La structure recommande au Président de la République de prendre toute mesure urgente conforme à ses pouvoirs pour améliorer les conditions socioprofessionnelles des magistrats. L’association note qu’en date du 11 février 2019, les magistrats de la province du Sud-Kivu ont adressé au Président du Conseil Supérieur de la Magistrature  un mémorandum dans lequel ils dénoncent les mauvaises conditions socioprofessionnelles dans lesquelles ils travaillent, avec la modicité persistante des salaires non indexés au dollar américain et l’injustice autour de la répartition de l’enveloppe budgétaire allouée au pouvoir judiciaire.

  S’agissant de l’enveloppe budgétaire, les signataires du mémorandum soutiennent que cette enveloppe budgétaire consacre 30%  aux salaires des magistrats, alors que 70% sont destinés au fonctionnement de la justice, et que chaque magistrat se prendrait en charge pour se procurer papiers, stylo, table, lap top nécessaires à son travail.

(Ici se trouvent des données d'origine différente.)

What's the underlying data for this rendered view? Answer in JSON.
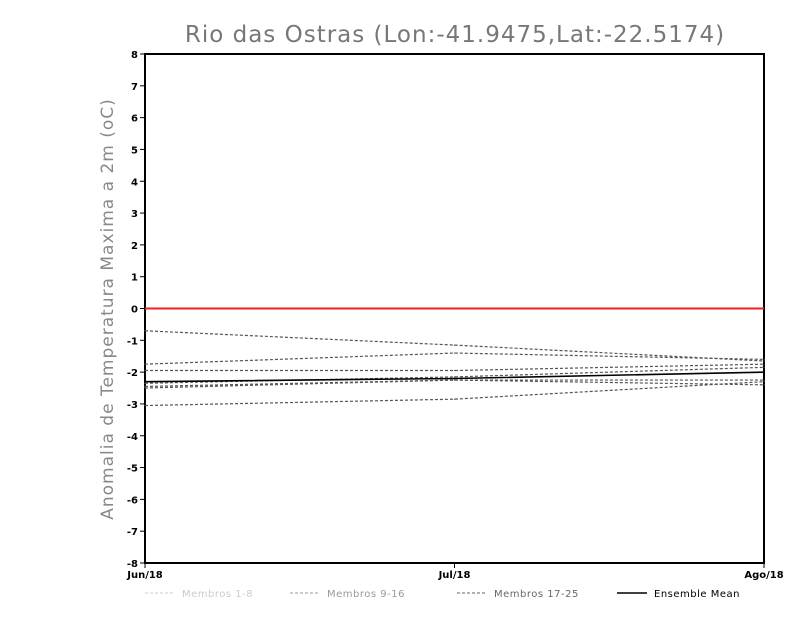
{
  "chart_data": {
    "type": "line",
    "title": "Rio das Ostras (Lon:-41.9475,Lat:-22.5174)",
    "ylabel": "Anomalia de Temperatura Maxima a 2m (oC)",
    "xlabel": "",
    "categories": [
      "Jun/18",
      "Jul/18",
      "Ago/18"
    ],
    "ylim": [
      -8,
      8
    ],
    "yticks": [
      8,
      7,
      6,
      5,
      4,
      3,
      2,
      1,
      0,
      -1,
      -2,
      -3,
      -4,
      -5,
      -6,
      -7,
      -8
    ],
    "zero_line_color": "#ee2222",
    "member_color": "#555555",
    "mean_color": "#000000",
    "members": [
      {
        "values": [
          -0.7,
          -1.15,
          -1.65
        ]
      },
      {
        "values": [
          -1.75,
          -1.4,
          -1.6
        ]
      },
      {
        "values": [
          -1.95,
          -1.95,
          -1.75
        ]
      },
      {
        "values": [
          -2.35,
          -2.15,
          -1.85
        ]
      },
      {
        "values": [
          -2.45,
          -2.25,
          -2.25
        ]
      },
      {
        "values": [
          -2.5,
          -2.25,
          -2.4
        ]
      },
      {
        "values": [
          -3.05,
          -2.85,
          -2.3
        ]
      }
    ],
    "ensemble_mean": {
      "values": [
        -2.3,
        -2.2,
        -2.0
      ]
    },
    "legend": [
      {
        "label": "Membros 1-8",
        "color": "#cccccc",
        "style": "dashed"
      },
      {
        "label": "Membros 9-16",
        "color": "#999999",
        "style": "dashed"
      },
      {
        "label": "Membros 17-25",
        "color": "#666666",
        "style": "dashed"
      },
      {
        "label": "Ensemble Mean",
        "color": "#000000",
        "style": "solid"
      }
    ],
    "legend_position": "bottom"
  }
}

L’Ongdh se demande où vont alors les 70% de cette enveloppe ? Au lieu de répondre aux préoccupations soulevées par les magistrats, l’ASADHO signale que  le Conseil Supérieur de la Magistrature recourt encore aux vieilles méthodes d’intimidations, menaces de révocation, mutation ou sanction à l’endroit des  magistrats signataires dudit mémorandum. Ce qui serait contraire à l’esprit du corps qui doit guider les responsables du Conseil Supérieur de la Magistrature, regrette l’organisation.

Un dialogue souhaité

L’Association Africaine de défense des Droits de l’Homme  invite le Conseil Supérieur de la Magistrature à engager le dialogue avec les magistrats auteurs du mémorandum pour définir ensemble les voies nécessaires à la satisfaction de leurs revendications. Mais également à s’abstenir de toutes menaces, intimidations à l’endroit des magistrats auteurs du mémorandum.

L’organisation prie les magistrats  à rester solidaires dans leurs revendications pour l’amélioration de leurs conditions socioprofessionnelles, mais aussi à s’abstenir de tout acte, toute demande tendant à charger les justiciables des frais de fonctionnement de la justice (Papier, stylo, transport…).